Enron banker J.P. Morgan sues for $2.1 billion
Enron Corp. creditor J. P. Morgan Chase & Co. Tuesday sued the crippled Houston energy giant in a New York bankruptcy court for a reported $2.1 billion, claiming rights to certain assets, which the New York bank said were not protected by Enron's Chapter 11 reorganization filing.
By the OGJ Online Staff
HOUSTON, Dec. 11 -- Enron Corp. creditor J. P. Morgan Chase & Co. Tuesday sued the crippled Houston energy giant in a New York bankruptcy court for a reported $2.1 billion, claiming rights to certain assets, which the New York bank said were not protected by Enron's Chapter 11 reorganization filing.
J.P. Morgan claimed the assets were sold before Enron filed for bankruptcy protection Dec. 2 and the Houston company holds the assets in dispute as a servicer for the alleged owners. The legal maneuver further complicates what attorneys says is already one of the most complex bankruptcy filings ever.
The lawsuit was filed a day before Enron largest unsecured creditors, including J.P. Morgan, were scheduled to meet to begin forming a committee to negotiate for a share of the Houston company's assets.
J. P. Morgan and Citigroup Inc. each have hundreds of millions of dollars in exposure to Enron. JP Morgan is also a partner with Citibank in an effort to line up $1.5 billion debtor-in-possession financing for Enron. The funding would allow Enron to operate while it reorganizes.
Enron said Dec. 3 it was to gain access to $250 million of the money immediately, and will get an additional $250 million after furnishing lenders a "satisfactory" business plan. Another $1 billion will be made available to the company after certain conditions, including a successful syndication, are met, Enron said.

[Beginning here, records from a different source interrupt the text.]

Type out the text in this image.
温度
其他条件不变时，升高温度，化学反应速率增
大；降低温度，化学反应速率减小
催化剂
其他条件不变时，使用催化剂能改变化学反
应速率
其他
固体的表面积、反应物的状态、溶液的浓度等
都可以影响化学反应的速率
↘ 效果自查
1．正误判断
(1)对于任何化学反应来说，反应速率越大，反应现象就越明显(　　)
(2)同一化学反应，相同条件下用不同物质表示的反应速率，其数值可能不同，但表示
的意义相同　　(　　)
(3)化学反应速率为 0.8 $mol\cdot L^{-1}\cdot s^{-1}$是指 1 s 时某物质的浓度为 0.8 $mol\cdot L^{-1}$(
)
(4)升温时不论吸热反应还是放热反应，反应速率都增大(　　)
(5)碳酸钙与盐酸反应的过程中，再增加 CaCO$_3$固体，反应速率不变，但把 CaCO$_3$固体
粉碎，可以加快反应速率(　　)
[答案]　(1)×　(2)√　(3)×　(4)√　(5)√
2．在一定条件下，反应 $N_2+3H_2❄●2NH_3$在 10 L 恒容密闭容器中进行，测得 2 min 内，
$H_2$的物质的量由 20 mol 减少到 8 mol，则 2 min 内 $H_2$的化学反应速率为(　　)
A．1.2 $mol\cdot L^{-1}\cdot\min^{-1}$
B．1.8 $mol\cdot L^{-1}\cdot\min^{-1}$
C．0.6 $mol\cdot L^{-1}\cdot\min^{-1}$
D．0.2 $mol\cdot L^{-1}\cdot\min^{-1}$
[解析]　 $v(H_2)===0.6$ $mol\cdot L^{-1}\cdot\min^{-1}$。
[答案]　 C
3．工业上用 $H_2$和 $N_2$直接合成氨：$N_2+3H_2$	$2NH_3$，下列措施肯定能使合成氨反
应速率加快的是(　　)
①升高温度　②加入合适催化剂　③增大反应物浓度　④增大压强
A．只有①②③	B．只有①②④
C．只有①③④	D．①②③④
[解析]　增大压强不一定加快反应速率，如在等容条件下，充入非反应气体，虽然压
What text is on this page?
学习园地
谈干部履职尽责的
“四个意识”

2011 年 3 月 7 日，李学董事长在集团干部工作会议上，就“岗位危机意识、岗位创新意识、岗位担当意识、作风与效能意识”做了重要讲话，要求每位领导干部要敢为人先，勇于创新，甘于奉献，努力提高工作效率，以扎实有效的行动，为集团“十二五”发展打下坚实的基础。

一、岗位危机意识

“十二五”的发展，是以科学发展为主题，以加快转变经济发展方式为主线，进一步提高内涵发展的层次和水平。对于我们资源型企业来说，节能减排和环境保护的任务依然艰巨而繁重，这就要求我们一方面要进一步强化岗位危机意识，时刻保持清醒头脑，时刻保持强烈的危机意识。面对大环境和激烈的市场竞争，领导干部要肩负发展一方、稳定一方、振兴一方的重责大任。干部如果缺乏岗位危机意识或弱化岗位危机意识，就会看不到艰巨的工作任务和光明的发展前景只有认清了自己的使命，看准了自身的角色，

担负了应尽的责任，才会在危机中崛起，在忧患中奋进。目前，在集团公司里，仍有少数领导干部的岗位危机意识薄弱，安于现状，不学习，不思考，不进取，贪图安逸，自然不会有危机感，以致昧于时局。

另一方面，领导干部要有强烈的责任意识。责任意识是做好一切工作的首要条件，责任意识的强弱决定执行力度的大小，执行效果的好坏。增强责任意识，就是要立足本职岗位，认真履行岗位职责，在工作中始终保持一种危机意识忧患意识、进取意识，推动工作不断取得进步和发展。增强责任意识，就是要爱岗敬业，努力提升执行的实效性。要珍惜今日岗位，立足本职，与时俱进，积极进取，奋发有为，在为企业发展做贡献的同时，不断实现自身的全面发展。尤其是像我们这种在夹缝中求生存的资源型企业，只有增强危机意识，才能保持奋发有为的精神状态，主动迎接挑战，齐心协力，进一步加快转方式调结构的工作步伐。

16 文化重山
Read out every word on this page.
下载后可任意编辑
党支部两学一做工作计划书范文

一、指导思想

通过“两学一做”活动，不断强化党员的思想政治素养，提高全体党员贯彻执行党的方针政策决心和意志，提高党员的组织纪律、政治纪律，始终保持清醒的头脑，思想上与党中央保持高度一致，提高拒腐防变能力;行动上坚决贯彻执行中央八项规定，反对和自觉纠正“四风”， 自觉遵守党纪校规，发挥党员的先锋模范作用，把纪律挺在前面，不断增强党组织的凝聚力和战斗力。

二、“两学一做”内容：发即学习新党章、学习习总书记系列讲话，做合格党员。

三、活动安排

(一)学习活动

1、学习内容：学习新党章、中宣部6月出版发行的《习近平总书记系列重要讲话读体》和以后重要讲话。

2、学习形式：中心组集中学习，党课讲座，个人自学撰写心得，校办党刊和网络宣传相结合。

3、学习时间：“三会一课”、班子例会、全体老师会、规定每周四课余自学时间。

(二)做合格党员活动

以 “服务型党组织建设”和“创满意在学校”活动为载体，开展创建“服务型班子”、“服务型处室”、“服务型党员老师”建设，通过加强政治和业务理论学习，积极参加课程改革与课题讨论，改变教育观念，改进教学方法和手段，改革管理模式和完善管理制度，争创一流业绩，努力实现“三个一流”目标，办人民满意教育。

The loan is backed by proceeds of the sale of Portland General Electric Co., which Enron has agreed to sell to Northwest Natural Gas Co. for $1.8 billion, plus $1.1 billion in assumed debt and preferred stock. The Oregon gas company Tuesday asked Washington state regulators to approve an application allowing it to become a holding company as part of its plan to buy Portland General from Enron.
Just prior to filing for Chapter 11 reorganization, Enron also used $450 million of $1 billion in secured credit lines from the investment banking arm of JP Morgan and Salomon Smith Barney, the investment banking arm of Citigroup Inc. Enron said the funds were secured by the assets of Northern Natural Gas Co., its largest pipeline.
Dynegy Inc. also claims Northern Natural Gas was used as collateral for $1.5 billion in cash advanced to Enron, under terms of a terminated merger agreement. Dynegy claimed it gets the pipeline in exchange for the cash infusion that Dynegy's major stakeholder ChevronTexaco Corp. contributed to the proposed deal.
J. P. Morgan also said last month it has $500 million of unsecured exposure to Enron entities, including derivatives, letters of credit, and other loans.